Social bonding is important, of course, to many species. But there’s an aspect of religion that seems to be peculiarly human. Being able to engage in religious discussion – and hence explain the significance of the rituals and why you should take part – depends on the kinds of mind-reading, or “mentalising”, skills that play a crucial role in managing our everyday relationships. These are the skills that allow us to understand what someone else is thinking, to grasp their intentions. They allow us to utter sentences such as, “I know that you realise that Freddie believes that …”
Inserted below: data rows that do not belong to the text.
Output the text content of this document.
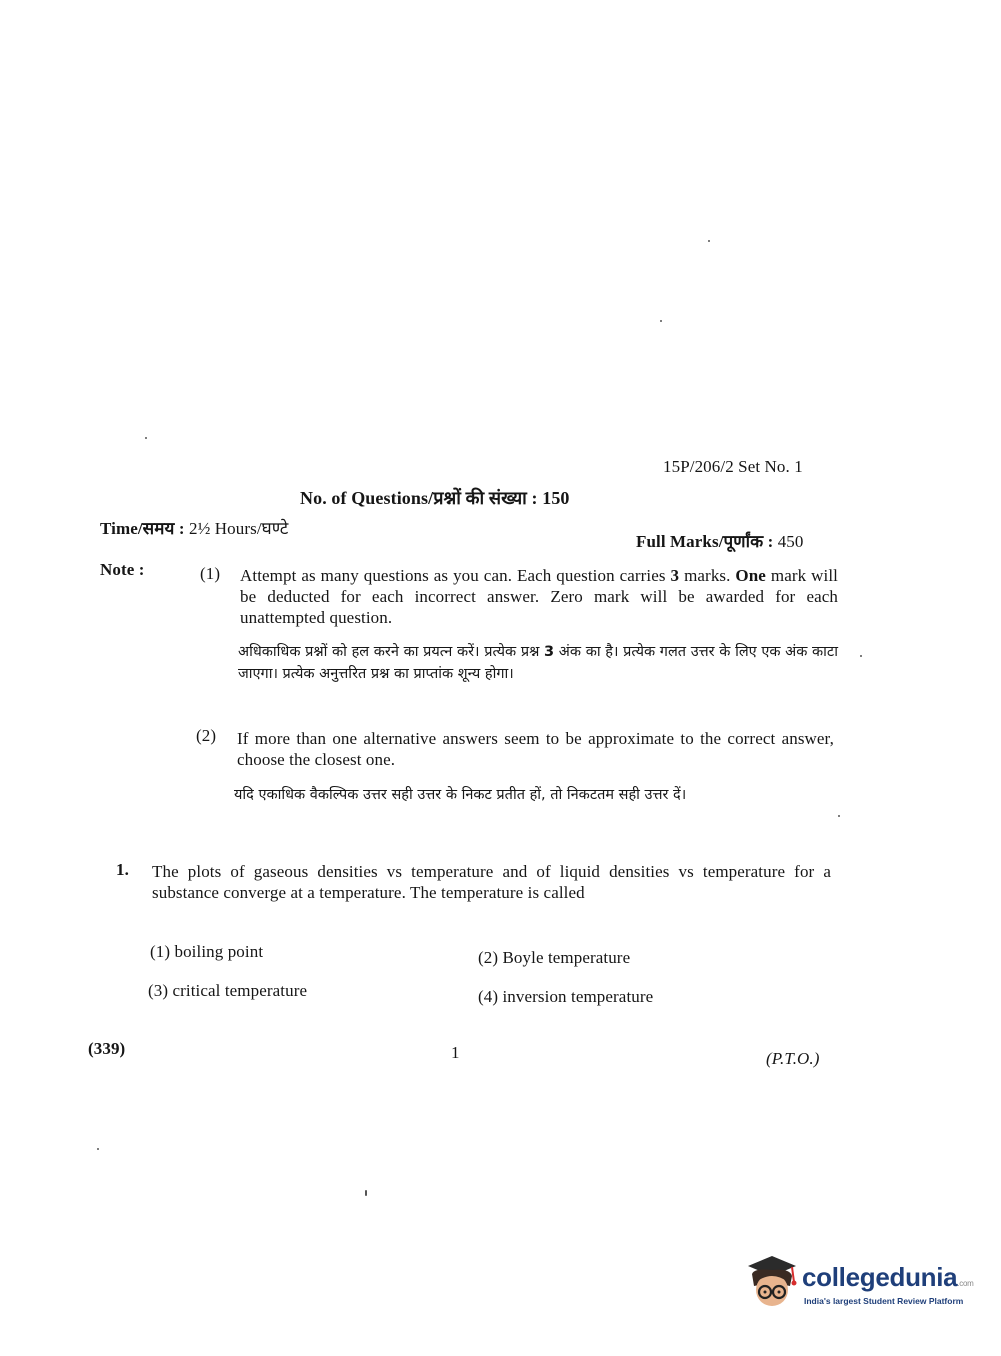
15P/206/2 Set No. 1
No. of Questions/प्रश्नों की संख्या : 150
Time/समय : 2½ Hours/घण्टे
Full Marks/पूर्णांक : 450
Note :	(1) Attempt as many questions as you can. Each question carries 3 marks. One mark will be deducted for each incorrect answer. Zero mark will be awarded for each unattempted question.
अधिकाधिक प्रश्नों को हल करने का प्रयत्न करें। प्रत्येक प्रश्न 3 अंक का है। प्रत्येक गलत उत्तर के लिए एक अंक काटा जाएगा। प्रत्येक अनुत्तरित प्रश्न का प्राप्तांक शून्य होगा।
(2) If more than one alternative answers seem to be approximate to the correct answer, choose the closest one.
यदि एकाधिक वैकल्पिक उत्तर सही उत्तर के निकट प्रतीत हों, तो निकटतम सही उत्तर दें।
1. The plots of gaseous densities vs temperature and of liquid densities vs temperature for a substance converge at a temperature. The temperature is called
(1) boiling point	(2) Boyle temperature
(3) critical temperature	(4) inversion temperature
(339)	1	(P.T.O.)
collegedunia.com
India's largest Student Review Platform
To be able to do this, I have to be able to step back from the immediacy of the physical world so as to imagine the possibility that you might or might not think this, that Freddie might or might not intend whatever you thought he did, and even whether the person Freddie had in mind did or did not think what Freddie thought they did. Apes can do the first two steps in this chain, but that’s the limit. For humans, it comes easily, bringing with it an ability to imagine parallel worlds inhabited by invisible beings. It’s a short step from there to religious ideas, which in turn lead to better bonding, which makes you more likely to survive. Survival means your superior mentalising skills will be passed on to a new generation, equally adept at religious thinking; a penchant for religion is therefore part of our genetic inheritance.
But that’s not all. The same cognitive abilities that give us religion also allow us to ask why the world has to be the way it is (giving us science) and to imagine entirely fictional worlds (giving us literature). Thus, you could no more have a world where religion was cast aside as superstition than you could have one without science or stories. And that would be a very different world indeed.